M. Passy s’appelle Hippolyte-Philibert, et toute sa vie il s’est efforcé d’éviter les applications qu’on aurait pu lui faire du nom d’un mauvais sujet célèbre au théâtre, et de se réfugier dans les vertus du «sauvage Hippolyte,» son autre patron. Cette précaution devait le jeter dans de singuliers excès, et elle n’y a pas manqué. M. Passy s’est efforcé de se montrer composé, ennuyeux, peu soigné dans sa mise, sous prétexte d’austérité. Jamais il n’a pu s’élever jusqu’aux gants verts que nous avons reprochés avec quelque amertume à plusieurs de ses collègues;—il garde les mains nues,—Hippolyte ne portait pas de gants et Philibert les devait.

La conversion passera à la Chambre des députés à une majorité de deux cent vingt voix contre quatre-vingt-dix,—mais peut-être avec quelques restrictions.

Le projet viendra ensuite à la Chambre des pairs; et il y sera rejeté à quatre-vingt-dix voix contre douze.—Parmi ces douze on peut désigner d’avance M. d’Argout, M. Pelet de la Lozère, M. de Mosbourg, M. Boissy-d’Anglas, et les nouveaux pairs qui sont nommés pour cela.

Il ne restera alors au roi que le plaisir de ne pas sanctionner une mesure sur laquelle nous ignorons son opinion.

A propos du roi et de la Chambre, une chose m’a frappé cette année plus encore qu’elle ne l’avait fait jusqu’ici.

Je ne sais pas pourquoi on s’obstine quelquefois à contrarier le peuple et à ne pas faire ce qu’il demande,—ce n’est certes pas moi qui m’amuserai jamais à contrarier le peuple,—ce bon peuple, il demande avec tant d’instance, tant de cris, tant de fureur, il est si près à mourir pour ce qu’il demande, et ensuite il se contente de si peu!

Après l’Empire on était las de la conscription, qui avait plus que décimé les familles... et on avait peut-être raison.—La Restauration annonça que la conscription, l’odieuse conscription, était à jamais abolie.—En effet, on la remplaça par le recrutement, qui est absolument la même chose, et le peuple a été content.

Après juillet 1830, on a dit au peuple: vous abhorrez la gendarmerie, vous n’aurez plus de gendarmerie.—A bas la gendarmerie!—Remplaçons-la par une magnifique garde municipale—et le peuple a été content.
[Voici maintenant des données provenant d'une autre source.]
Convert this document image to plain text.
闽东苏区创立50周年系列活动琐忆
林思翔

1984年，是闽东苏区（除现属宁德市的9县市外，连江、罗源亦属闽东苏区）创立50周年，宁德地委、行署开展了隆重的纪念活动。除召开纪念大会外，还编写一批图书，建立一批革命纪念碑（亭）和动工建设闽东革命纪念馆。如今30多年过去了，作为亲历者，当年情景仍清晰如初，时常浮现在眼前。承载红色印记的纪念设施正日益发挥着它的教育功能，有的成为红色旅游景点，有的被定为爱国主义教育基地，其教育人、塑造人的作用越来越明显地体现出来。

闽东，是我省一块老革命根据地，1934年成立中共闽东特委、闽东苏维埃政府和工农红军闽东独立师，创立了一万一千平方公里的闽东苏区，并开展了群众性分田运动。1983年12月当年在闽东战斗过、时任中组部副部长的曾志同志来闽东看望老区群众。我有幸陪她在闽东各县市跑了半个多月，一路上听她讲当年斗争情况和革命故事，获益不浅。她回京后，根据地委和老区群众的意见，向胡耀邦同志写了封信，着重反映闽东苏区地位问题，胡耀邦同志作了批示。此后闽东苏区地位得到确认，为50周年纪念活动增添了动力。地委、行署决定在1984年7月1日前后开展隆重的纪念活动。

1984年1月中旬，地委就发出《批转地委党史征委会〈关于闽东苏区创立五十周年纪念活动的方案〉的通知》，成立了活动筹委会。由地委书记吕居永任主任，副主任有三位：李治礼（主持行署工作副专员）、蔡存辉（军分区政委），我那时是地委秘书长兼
Vous ne voulez plus de gardes du corps, ni de garde royale.—C’était peut-être un but à l’ambition légitime de l’armée—mais aujourd’hui, quand un soldat est ambitieux, il se proclame roi de France.—Il n’y aura plus de gardes du corps, ni de garde royale. Mais comme il faut que le corps du roi soit gardé, attendu la funeste habitude que prennent les garçons selliers de lui tirer des coups de pistolet à trois pas, on lui a donné, au roi, pour gardes du corps, des mouchards et des argousins. Quand le roi va à la Chambre des députés, quand la reine va à l’Opéra, les endroits par où doivent passer Leurs Majestés présentent un rassemblement des physionomies les plus patibulaires et les plus inquiétantes; des haies d’habits bleus râpés et gras,—des escouades de redingotes à collet de fourrure au mois d’août,—des bottes éculées, des gourdins énormes, des chapeaux crevés, des pipes écourtées vomissant des parfums nauséabonds—annoncent à Paris et entourent la Majesté Royale.